I joined Toastmasters International back in 2003 and grew a lot as a public speaker. I've joined contests--and won a few of them--, made numerous presentations, conducted seminars, and been sought after as a speech trainer and adviser. So, what is a Toastmaster doing trying to develop himself as a writer?
Looking back in history, the idea that I may make it as a writer actually started early in my years as a Toastmaster. After delivering one of my basic speeches, my evaluator commented that I had the makings of a good storyteller. Of course, the thought of becoming a writer had not occurred to me back then. I was totally focused on developing as a speaker and even thought of becoming a paid speaker by conducting seminars and training others in public speaking. In retrospect, continuing with Toastmasters was the right thing to do for my future as a writer and here's why:
Some of what I've learned in Toastmasters actually apply to writing. The very first thing new Toastmasters learn about public speaking is that your speech must have an opening, a body, and a conclusion. In your first speech, that's all they really tell you. As you progress through your training, you learn techniques on how to create good, attention-getting openings; how to make transitions between points in the body of your speech; and make memorable, motivating, and inspiring conclusions. The same can also apply to writing. In fact, if you think about it, a speech usually starts in written form before it is delivered orally.

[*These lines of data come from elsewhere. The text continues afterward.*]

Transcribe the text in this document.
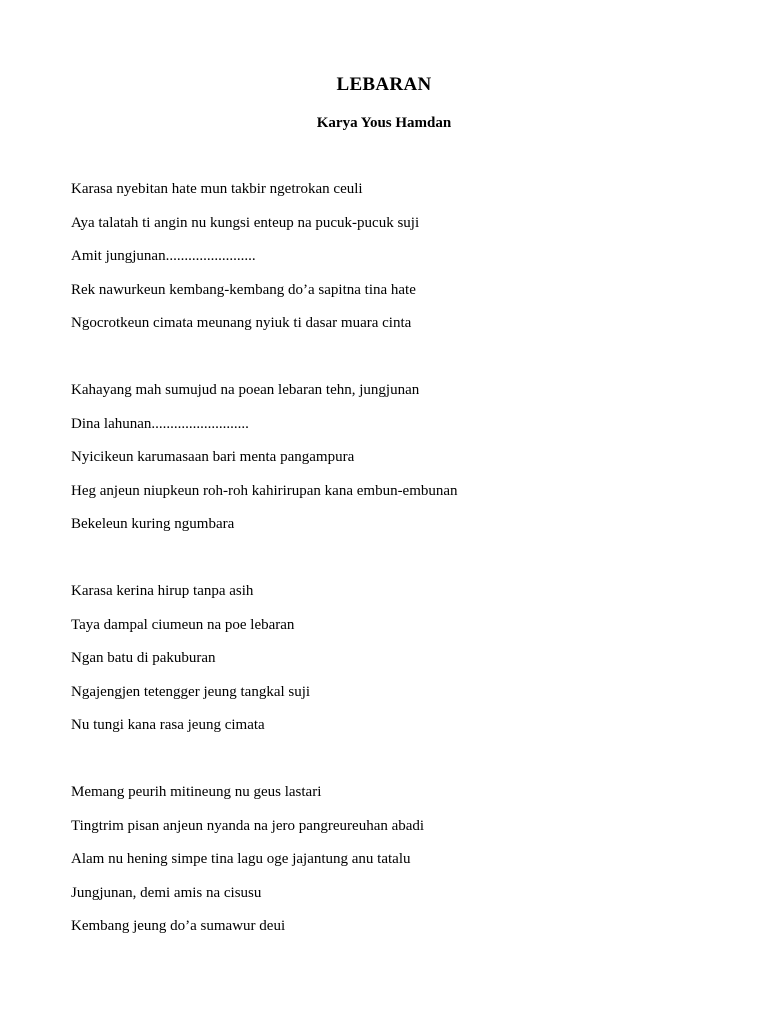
LEBARAN
Karya Yous Hamdan
Karasa nyebitan hate mun takbir ngetrokan ceuli
Aya talatah ti angin nu kungsi enteup na pucuk-pucuk suji
Amit jungjunan........................
Rek nawurkeun kembang-kembang do’a sapitna tina hate
Ngocrotkeun cimata meunang nyiuk ti dasar muara cinta
Kahayang mah sumujud na poean lebaran tehn, jungjunan
Dina lahunan..........................
Nyicikeun karumasaan bari menta pangampura
Heg anjeun niupkeun roh-roh kahirirupan kana embun-embunan
Bekeleun kuring ngumbara
Karasa kerina hirup tanpa asih
Taya dampal ciumeun na poe lebaran
Ngan batu di pakuburan
Ngajengjen tetengger jeung tangkal suji
Nu tungi kana rasa jeung cimata
Memang peurih mitineung nu geus lastari
Tingtrim pisan anjeun nyanda na jero pangreureuhan abadi
Alam nu hening simpe tina lagu oge jajantung anu tatalu
Jungjunan, demi amis na cisusu
Kembang jeung do’a sumawur deui
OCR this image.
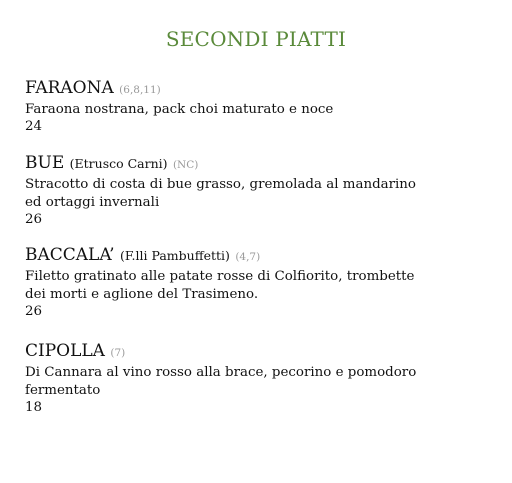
SECONDI PIATTI
FARAONA (6,8,11)
Faraona nostrana, pack choi maturato e noce
24
BUE (Etrusco Carni) (NC)
Stracotto di costa di bue grasso, gremolada al mandarino
ed ortaggi invernali
26
BACCALA’ (F.lli Pambuffetti) (4,7)
Filetto gratinato alle patate rosse di Colfiorito, trombette
dei morti e aglione del Trasimeno.
26
CIPOLLA (7)
Di Cannara al vino rosso alla brace, pecorino e pomodoro
fermentato
18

Another learning is that you should avoid using jargon. Jargon is a language used by a group or profession. So, doctors have a jargon all their own, as do lawyers. If you're speaking in front of office-mates, you can get away with using your company's jargon. But if you're delivering a speech to a mixed group, use common or simple words. The same advice works for writing.
Staying with words, one of the best advice I've ever received is to try to experiment with using different words from the one you originally thought of using. In one speech, I used the word “audacious” instead of “brave” and made the speech that one little bit better. Be careful, however, of using too many uncommon words else your audience or readers will focus on wondering what the words mean instead of understanding the message or hearing the story.

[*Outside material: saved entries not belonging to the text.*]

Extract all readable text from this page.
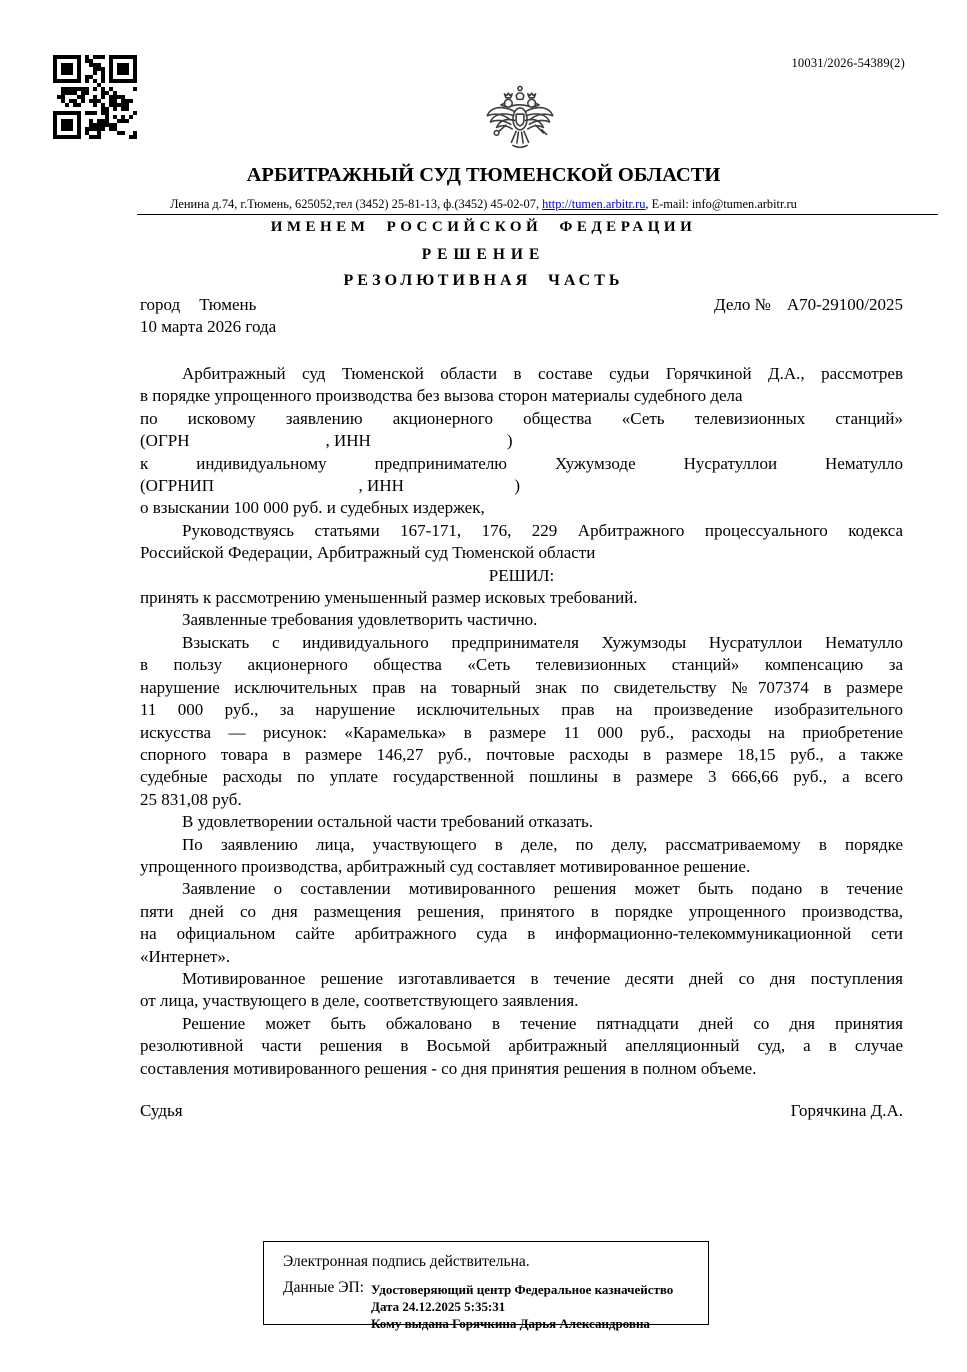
10031/2026-54389(2)
АРБИТРАЖНЫЙ СУД ТЮМЕНСКОЙ ОБЛАСТИ
Ленина д.74, г.Тюмень, 625052,тел (3452) 25-81-13, ф.(3452) 45-02-07, http://tumen.arbitr.ru, E-mail: info@tumen.arbitr.ru
ИМЕНЕМ РОССИЙСКОЙ ФЕДЕРАЦИИ
РЕШЕНИЕ
РЕЗОЛЮТИВНАЯ ЧАСТЬ
город Тюмень	Дело № А70-29100/2025
10 марта 2026 года
Арбитражный суд Тюменской области в составе судьи Горячкиной Д.А., рассмотрев
в порядке упрощенного производства без вызова сторон материалы судебного дела
по исковому заявлению акционерного общества «Сеть телевизионных станций»
(ОГРН                                , ИНН                                )
к индивидуальному предпринимателю Хужумзоде Нусратуллои Нематулло
(ОГРНИП                                  , ИНН                          )
о взыскании 100 000 руб. и судебных издержек,
Руководствуясь статьями 167-171, 176, 229 Арбитражного процессуального кодекса
Российской Федерации, Арбитражный суд Тюменской области
РЕШИЛ:
принять к рассмотрению уменьшенный размер исковых требований.
Заявленные требования удовлетворить частично.
Взыскать с индивидуального предпринимателя Хужумзоды Нусратуллои Нематулло
в пользу акционерного общества «Сеть телевизионных станций» компенсацию за
нарушение исключительных прав на товарный знак по свидетельству №707374 в размере
11 000 руб., за нарушение исключительных прав на произведение изобразительного
искусства — рисунок: «Карамелька» в размере 11 000 руб., расходы на приобретение
спорного товара в размере 146,27 руб., почтовые расходы в размере 18,15 руб., а также
судебные расходы по уплате государственной пошлины в размере 3 666,66 руб., а всего
25 831,08 руб.
В удовлетворении остальной части требований отказать.
По заявлению лица, участвующего в деле, по делу, рассматриваемому в порядке
упрощенного производства, арбитражный суд составляет мотивированное решение.
Заявление о составлении мотивированного решения может быть подано в течение
пяти дней со дня размещения решения, принятого в порядке упрощенного производства,
на официальном сайте арбитражного суда в информационно-телекоммуникационной сети
«Интернет».
Мотивированное решение изготавливается в течение десяти дней со дня поступления
от лица, участвующего в деле, соответствующего заявления.
Решение может быть обжаловано в течение пятнадцати дней со дня принятия
резолютивной части решения в Восьмой арбитражный апелляционный суд, а в случае
составления мотивированного решения - со дня принятия решения в полном объеме.
Судья	Горячкина Д.А.
Электронная подпись действительна.
Данные ЭП: Удостоверяющий центр Федеральное казначейство
Дата 24.12.2025 5:35:31
Кому выдана Горячкина Дарья Александровна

Speaking styles vary widely. Some people like to speak in an oratorical manner, while others prefer to use a more conversational tone. Both styles have their place. Most writers use the conversational tone but even oratorical writing can be a good read. The Gettysburg Address is an inspiring speech whether you hear it or read it.
So, in terms of writing skills, I'd say Toastmasters gave a lot to me. But skills alone don't make a writer. You have to want-to-be a writer. So, what was it that got me into this thing?
I would have to say that it's the reach. When I'm talking to a roomful of people or an auditorium or function room filled with 200 to 400 people, that's how many people I'm reaching with my words. With writing, it's potentially a lot more, much more if I do it right. Of course, you can reach a lot of people with public speaking too, if you're always on the speaking circuit.
I haven't quite given up on public speaking. Speaking and writing are two different things but they both give me a different kind of lift and they can even complement each other. I've tasted public speaking so I guess, I need to give my writing a chance to grow as well.


  1. I usually prefer both public speaking and writing because I like doing both. I try to reach out to people by making them know the joys of public speaking...

    Sales Speaker

    1. Hi David! I like both as well but I haven't done much writing as I have speaking in public so my concentration right now is writing. I still get to speak sometimes so I haven't really been dormant.